Most of the Yankees lived, during the baseball season, in the Concourse Plaza Hotel, just up the road from my building. I loved those guys. They felt like family: you’d run into them at the G&R Bakery, or at the Safeway on 161st Street, or just strolling along the Grand Concourse. (I’m sure I’m the only person you ever met who was shoved to the sidewalk by Mickey Mantle.)
I loved statistics. At Yankee games I’d keep track of hits, runs, errors, walks, strikeouts. Don Larson’s perfect game in the 1956 World Series was the greatest stat of all time, but the Mantle-Maris home run race of ’61 was a close second. Every kid in The Bronx was on edge all summer long (Maris eventually beat Mick). So when I found Steven Goldman’s 2022 book, “Baseball’s Brief Lives,” in my local free little library, I took it.
I didn’t know if I’d like it. It’s been many years since I followed baseball, and it left a particularly sour taste for me when Oakland progressives drove the A’s out of town. But the book hooked me from Chapter One, which was about Biz Mackey (1897-1965). He never played in the major leagues, due to segregation; he came up through the old Negro League, where by general agreement he was the greatest catcher ever; and when he was too old to play, he became a team manager, and won a Negro League World Series, in 1946.
I never saw Biz Mackey play, but I saw a lot of the other players Goldman profiles, including Mantle, Gil McDougald, Nellie Fox, Elston Howard, Pee Wee Reese, Don Baylor, Don Drysdale, Hank Aaron and Pete Rose. I think much of the pleasure of reading “Brief Lives” is to remember and return to the pleasures of growing up in a baseball-crazy town. The South Bronx back then was not the bastion of criminality it later became, which caused massive White flight in the 1970s. It was delightful to be a child in the 1950s, to hear the roar of the crowd at Yankee Stadium at night as I lay in bed, to—yes—get shoved to the sidewalk by Mickey Mantle, which I considered to be a great honor.

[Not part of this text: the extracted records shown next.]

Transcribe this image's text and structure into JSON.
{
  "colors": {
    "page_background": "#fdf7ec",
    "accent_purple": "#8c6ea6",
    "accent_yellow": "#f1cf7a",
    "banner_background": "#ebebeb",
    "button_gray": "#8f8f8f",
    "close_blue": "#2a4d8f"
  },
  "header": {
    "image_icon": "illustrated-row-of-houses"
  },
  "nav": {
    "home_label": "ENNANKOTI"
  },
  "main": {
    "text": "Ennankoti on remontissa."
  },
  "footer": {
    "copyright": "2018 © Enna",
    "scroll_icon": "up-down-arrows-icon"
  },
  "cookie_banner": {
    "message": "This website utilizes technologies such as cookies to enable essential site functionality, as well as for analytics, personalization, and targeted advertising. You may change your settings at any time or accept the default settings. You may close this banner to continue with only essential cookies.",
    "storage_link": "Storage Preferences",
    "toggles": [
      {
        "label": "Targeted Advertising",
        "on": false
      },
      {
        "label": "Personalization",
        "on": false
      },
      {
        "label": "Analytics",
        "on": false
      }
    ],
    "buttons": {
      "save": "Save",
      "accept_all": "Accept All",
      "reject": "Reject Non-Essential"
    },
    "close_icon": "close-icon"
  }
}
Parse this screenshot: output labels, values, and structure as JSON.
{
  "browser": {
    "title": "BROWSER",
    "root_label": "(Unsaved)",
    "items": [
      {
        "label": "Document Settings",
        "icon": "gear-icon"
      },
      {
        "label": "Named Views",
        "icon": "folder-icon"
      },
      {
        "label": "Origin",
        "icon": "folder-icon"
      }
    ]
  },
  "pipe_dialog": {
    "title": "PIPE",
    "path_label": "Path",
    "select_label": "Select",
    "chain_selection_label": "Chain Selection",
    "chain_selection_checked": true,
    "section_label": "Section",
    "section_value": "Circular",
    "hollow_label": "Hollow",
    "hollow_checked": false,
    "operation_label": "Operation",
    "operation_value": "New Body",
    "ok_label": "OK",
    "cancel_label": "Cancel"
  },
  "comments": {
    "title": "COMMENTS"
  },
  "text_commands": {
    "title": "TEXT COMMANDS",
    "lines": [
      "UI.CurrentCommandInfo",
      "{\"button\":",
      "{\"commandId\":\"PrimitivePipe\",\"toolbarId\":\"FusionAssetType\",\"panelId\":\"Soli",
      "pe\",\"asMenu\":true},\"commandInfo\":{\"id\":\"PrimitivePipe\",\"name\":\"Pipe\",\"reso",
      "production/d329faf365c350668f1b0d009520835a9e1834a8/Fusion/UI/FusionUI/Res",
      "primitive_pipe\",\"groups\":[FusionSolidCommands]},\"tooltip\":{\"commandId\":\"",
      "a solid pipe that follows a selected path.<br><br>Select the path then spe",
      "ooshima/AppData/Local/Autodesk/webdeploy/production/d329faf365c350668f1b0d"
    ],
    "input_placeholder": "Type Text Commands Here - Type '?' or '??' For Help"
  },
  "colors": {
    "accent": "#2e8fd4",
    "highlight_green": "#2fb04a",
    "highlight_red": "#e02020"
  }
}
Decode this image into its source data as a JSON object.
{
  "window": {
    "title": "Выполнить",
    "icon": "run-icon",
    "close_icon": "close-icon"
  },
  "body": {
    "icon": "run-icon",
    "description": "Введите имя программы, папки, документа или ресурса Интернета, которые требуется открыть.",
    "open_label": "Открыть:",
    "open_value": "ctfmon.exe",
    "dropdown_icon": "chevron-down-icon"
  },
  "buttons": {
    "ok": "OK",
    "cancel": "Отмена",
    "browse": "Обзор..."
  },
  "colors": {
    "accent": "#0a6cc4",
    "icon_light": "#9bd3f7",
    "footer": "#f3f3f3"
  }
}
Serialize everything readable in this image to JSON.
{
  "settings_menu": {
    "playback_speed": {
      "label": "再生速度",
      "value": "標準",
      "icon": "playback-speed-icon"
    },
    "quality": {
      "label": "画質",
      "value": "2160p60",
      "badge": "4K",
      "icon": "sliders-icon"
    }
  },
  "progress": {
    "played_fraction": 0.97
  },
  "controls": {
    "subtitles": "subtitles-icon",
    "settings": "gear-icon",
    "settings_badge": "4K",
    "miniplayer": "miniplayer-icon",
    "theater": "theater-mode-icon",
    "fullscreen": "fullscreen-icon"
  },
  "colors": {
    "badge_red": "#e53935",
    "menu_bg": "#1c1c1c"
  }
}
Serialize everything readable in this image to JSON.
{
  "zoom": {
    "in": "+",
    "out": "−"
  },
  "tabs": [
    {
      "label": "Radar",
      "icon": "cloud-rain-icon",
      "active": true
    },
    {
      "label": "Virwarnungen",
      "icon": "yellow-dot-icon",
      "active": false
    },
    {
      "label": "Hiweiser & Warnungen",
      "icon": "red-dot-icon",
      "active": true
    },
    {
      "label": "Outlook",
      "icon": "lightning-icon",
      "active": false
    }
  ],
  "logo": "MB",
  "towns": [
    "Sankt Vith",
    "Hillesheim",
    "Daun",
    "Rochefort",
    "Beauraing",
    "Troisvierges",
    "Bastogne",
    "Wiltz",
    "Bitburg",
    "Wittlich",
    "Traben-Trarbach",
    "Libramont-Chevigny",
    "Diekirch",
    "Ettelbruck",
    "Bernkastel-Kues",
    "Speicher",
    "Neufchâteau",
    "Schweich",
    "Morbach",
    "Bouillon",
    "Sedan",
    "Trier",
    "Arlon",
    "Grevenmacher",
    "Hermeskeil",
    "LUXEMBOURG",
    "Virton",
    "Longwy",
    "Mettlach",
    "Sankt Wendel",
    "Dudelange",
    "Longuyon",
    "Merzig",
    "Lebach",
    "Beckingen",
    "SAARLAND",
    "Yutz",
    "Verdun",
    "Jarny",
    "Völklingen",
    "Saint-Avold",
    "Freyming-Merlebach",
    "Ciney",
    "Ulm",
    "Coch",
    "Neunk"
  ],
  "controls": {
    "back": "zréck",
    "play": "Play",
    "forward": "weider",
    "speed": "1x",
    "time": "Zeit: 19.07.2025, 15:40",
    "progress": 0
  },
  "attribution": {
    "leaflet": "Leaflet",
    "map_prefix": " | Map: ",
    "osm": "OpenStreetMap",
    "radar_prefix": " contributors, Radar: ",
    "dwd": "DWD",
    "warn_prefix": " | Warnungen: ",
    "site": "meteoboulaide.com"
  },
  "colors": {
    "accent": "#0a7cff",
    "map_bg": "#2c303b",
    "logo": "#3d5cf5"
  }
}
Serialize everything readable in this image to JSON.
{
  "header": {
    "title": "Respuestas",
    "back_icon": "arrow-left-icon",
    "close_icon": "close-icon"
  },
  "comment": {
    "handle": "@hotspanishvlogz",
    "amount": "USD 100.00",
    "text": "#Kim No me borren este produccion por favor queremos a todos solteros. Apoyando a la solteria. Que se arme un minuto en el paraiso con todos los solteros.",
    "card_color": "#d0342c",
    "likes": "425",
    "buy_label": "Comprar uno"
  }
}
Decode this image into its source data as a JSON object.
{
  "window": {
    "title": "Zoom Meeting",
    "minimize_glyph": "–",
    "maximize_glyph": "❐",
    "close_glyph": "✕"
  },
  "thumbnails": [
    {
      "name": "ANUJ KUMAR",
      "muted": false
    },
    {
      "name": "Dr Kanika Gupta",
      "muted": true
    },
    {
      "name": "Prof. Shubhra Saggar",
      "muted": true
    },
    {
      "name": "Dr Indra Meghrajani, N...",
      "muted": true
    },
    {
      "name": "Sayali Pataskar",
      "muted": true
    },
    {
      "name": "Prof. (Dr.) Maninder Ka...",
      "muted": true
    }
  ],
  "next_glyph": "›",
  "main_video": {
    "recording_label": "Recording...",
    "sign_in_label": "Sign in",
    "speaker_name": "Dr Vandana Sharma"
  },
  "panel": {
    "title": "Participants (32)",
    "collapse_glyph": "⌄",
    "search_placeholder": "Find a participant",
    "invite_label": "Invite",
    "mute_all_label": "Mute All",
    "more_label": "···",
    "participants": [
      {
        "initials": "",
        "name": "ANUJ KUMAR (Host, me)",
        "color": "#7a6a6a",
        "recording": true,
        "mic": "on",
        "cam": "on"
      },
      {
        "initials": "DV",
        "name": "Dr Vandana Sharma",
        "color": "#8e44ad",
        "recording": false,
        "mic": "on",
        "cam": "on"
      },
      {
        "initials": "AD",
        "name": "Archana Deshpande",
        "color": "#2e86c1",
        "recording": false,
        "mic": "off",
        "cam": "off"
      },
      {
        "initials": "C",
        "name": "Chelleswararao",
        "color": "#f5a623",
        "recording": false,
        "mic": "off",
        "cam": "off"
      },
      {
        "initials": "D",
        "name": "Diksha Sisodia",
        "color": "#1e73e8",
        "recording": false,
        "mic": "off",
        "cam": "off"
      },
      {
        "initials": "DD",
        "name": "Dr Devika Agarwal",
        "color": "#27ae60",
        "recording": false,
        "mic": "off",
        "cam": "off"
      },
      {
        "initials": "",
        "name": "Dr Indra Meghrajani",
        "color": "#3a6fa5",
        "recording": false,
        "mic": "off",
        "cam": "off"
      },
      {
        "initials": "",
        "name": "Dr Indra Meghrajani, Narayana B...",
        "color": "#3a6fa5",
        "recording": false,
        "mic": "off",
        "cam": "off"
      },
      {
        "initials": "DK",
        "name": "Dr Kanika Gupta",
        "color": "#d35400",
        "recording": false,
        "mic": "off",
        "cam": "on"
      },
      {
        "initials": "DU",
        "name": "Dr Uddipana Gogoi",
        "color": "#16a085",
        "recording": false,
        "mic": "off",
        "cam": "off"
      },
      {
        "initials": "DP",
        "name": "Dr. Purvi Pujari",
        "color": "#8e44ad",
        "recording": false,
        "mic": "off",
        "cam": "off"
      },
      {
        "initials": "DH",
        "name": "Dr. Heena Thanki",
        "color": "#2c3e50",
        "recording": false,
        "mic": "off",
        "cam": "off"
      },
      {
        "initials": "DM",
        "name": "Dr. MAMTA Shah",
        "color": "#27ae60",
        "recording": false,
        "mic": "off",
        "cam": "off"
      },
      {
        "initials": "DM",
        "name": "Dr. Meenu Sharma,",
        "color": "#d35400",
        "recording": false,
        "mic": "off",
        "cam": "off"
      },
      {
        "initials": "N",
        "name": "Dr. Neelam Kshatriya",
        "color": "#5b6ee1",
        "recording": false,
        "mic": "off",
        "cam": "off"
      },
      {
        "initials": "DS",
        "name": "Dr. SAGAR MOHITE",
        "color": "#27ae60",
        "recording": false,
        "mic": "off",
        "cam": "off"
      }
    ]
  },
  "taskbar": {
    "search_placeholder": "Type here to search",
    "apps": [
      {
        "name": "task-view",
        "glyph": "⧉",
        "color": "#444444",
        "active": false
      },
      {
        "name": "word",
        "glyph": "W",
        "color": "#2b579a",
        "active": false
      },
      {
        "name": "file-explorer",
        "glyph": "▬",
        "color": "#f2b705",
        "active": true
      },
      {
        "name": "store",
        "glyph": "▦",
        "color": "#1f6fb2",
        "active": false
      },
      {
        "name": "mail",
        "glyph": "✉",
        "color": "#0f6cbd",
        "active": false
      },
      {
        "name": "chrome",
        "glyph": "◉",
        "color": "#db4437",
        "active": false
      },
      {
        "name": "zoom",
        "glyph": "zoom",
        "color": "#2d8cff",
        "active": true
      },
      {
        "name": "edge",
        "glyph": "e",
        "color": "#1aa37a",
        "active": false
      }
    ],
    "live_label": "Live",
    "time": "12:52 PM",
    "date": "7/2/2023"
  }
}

I wonder if the children growing up today in Oakland, especially in the flatlands, will harbor such wonderful memories of their own youth. Or will they be haunted by the murders, the school shootings, the shuttered shops, the derelicts wandering the streets, the piles of trash, the danger of playing outside at night, the sight of so many of their neighbors being hauled off to jail, if not slaughtered? All that, without even the pleasure of having a great local baseball team, because Carroll Fife, Rebecca Kaplan, Nikki Bas and Sheng Thao deliberately chased the A’s (and the Warriors and the Raiders) out of town. And now, of course, Oakland teachers are threatening to strike, possibly this week. As if the Oakland public schools could possibly be worse! The District already is well below average in student outcomes. So let’s shut down the schools for a week or three—maybe we can drive our scores down even lower!
If I could have one wish granted, it would be that the children of Oakland—if not in this generation, then the next—enjoy the peace, happiness and stability of growing up in a place like The Bronx of 1956, and be able, when they’re old, to relive the beauty and joy of childhood.